Just what is going on at the U.N. mission in Congo? In May, it was alleged that U.N. peacekeepers and bureaucrats had been sexually abusing the local inhabitants in exchange for food and other necessities. An internal U.N. report found, as reported by The Washington Post, that the abuse appeared to be “significant, wide-spread and ongoing,” involving more than 150 cases of rape, pedophilia and prostitution. Then, just this week, the paper obtained another U.N. report that found “U.N. peacekeepers threatened U.N. investigators investigating allegations of sexual misconduct to bribe witnesses to change incriminating testimony.”
When the abuse scandal first broke, the United Nations seemed prepared to investigate its Congo mission with the appropriate diligence. But by the time a second U.N. investigative team arrived at the mission in October, it found procedures implemented immediately following the scandal’s relevation “had largely faded away.” So far, the United Nations has sent home at least two Tunisian peacekeepers and a French civilian and suspended a senior U.N. official (with pay, no less). For a case that involves 150 allegations of rape, prostitution and pedophilia, with 68 documented, that’s not much progress. In one instance, investigators found that Moroccan peacekeepers had “spread the word” that a U.N. child-protection advocate looking into the allegations “had better be careful when she went out at night.” Other investigators have received anonymous death threats.

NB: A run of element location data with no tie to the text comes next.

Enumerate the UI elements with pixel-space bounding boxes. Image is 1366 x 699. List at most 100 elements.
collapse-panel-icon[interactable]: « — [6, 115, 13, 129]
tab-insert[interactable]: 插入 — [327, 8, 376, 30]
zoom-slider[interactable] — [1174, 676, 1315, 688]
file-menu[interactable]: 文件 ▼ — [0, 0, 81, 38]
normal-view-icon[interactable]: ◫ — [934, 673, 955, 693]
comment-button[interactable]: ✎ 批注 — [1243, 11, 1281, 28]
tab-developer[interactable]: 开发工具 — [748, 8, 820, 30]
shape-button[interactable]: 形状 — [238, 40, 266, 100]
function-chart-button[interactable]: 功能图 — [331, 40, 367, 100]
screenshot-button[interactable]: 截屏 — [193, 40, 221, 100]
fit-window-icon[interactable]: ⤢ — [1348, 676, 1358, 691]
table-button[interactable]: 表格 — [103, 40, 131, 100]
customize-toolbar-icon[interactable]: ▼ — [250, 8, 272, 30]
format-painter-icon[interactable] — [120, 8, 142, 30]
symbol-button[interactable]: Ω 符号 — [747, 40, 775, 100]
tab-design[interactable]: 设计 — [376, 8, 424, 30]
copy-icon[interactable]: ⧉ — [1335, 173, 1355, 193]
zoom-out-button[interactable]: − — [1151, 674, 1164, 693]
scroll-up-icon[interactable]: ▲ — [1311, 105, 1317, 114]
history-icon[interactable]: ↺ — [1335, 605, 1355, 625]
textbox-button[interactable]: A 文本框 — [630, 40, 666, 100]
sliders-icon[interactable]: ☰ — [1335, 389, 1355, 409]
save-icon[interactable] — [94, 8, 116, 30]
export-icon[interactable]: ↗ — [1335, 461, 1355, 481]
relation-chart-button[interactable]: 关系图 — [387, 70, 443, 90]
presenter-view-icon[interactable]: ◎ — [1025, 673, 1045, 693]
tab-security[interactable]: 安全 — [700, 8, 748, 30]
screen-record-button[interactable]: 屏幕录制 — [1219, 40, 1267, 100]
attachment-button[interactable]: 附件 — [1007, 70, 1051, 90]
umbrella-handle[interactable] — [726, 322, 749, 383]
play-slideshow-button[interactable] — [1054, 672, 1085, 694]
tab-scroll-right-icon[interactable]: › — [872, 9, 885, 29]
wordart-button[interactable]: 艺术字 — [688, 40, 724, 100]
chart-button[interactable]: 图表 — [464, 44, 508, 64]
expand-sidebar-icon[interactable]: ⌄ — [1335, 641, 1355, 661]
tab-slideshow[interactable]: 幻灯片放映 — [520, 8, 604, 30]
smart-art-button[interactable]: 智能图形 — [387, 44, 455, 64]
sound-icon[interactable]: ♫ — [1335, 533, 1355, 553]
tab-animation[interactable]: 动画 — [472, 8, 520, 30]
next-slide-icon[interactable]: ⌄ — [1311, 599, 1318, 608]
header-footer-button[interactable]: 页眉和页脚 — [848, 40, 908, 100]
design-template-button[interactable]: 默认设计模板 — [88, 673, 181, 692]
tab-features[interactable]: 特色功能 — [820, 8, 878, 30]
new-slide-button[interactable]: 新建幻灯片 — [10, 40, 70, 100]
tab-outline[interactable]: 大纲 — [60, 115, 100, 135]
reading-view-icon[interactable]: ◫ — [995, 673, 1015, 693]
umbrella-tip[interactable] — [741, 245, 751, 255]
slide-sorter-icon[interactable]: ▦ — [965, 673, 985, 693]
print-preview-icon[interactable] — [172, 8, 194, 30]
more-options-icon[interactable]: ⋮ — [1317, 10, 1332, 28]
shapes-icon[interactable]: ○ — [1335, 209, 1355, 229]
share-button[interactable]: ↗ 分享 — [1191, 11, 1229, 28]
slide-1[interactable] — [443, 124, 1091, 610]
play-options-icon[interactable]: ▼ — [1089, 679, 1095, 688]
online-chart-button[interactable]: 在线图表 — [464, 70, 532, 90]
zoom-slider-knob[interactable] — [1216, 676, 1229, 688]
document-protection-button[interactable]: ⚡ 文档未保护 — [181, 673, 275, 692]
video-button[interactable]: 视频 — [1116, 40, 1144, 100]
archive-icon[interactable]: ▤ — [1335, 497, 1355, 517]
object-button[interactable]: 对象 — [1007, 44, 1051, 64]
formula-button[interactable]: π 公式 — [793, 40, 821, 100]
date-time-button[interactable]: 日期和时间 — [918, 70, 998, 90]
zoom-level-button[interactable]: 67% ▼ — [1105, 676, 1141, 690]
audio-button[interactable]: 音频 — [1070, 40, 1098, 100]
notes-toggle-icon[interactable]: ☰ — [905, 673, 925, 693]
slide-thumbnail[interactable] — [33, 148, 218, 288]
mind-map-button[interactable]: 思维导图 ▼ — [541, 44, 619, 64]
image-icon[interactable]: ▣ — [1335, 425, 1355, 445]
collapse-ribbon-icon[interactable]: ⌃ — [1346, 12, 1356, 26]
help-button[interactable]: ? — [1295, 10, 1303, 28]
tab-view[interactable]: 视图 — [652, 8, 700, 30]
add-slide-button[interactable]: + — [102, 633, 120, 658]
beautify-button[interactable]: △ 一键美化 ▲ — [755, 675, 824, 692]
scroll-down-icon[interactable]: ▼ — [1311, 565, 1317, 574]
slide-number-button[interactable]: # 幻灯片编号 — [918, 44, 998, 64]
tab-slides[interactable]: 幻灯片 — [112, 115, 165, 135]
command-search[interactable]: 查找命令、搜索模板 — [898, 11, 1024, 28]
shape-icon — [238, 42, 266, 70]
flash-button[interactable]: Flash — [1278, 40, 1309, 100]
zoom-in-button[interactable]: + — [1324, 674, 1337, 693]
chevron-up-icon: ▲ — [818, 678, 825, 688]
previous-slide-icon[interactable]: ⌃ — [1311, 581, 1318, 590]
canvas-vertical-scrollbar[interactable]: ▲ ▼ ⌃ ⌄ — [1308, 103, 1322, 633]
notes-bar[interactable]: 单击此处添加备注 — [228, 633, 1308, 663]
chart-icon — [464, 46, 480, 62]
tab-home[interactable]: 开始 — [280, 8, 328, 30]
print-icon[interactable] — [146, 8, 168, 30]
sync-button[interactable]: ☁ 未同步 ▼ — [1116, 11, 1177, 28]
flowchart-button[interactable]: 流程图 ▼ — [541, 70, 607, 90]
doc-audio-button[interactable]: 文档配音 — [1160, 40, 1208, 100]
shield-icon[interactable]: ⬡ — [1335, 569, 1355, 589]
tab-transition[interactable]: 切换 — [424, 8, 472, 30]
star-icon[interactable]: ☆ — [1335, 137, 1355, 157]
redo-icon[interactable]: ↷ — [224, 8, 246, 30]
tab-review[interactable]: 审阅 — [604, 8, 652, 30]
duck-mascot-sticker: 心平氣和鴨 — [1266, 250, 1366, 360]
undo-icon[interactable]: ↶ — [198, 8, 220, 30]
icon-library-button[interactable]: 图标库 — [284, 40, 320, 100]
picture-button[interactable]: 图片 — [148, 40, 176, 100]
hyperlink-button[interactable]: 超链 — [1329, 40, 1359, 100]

The United Nations is limited in that it has no authority over prosecution of foreign troops who serve as peacekeepers. But that doesn’t explain how things were allowed to progress to such a tragic point, and were then followed upon with incompetent damage control. From all levels of the United Nations’ effort in Congo, there is some explaining to do. This includes the top U.N. peacekeeping official, Jean-Marie Guehenno of France, and Secretary-General Kofi Annan.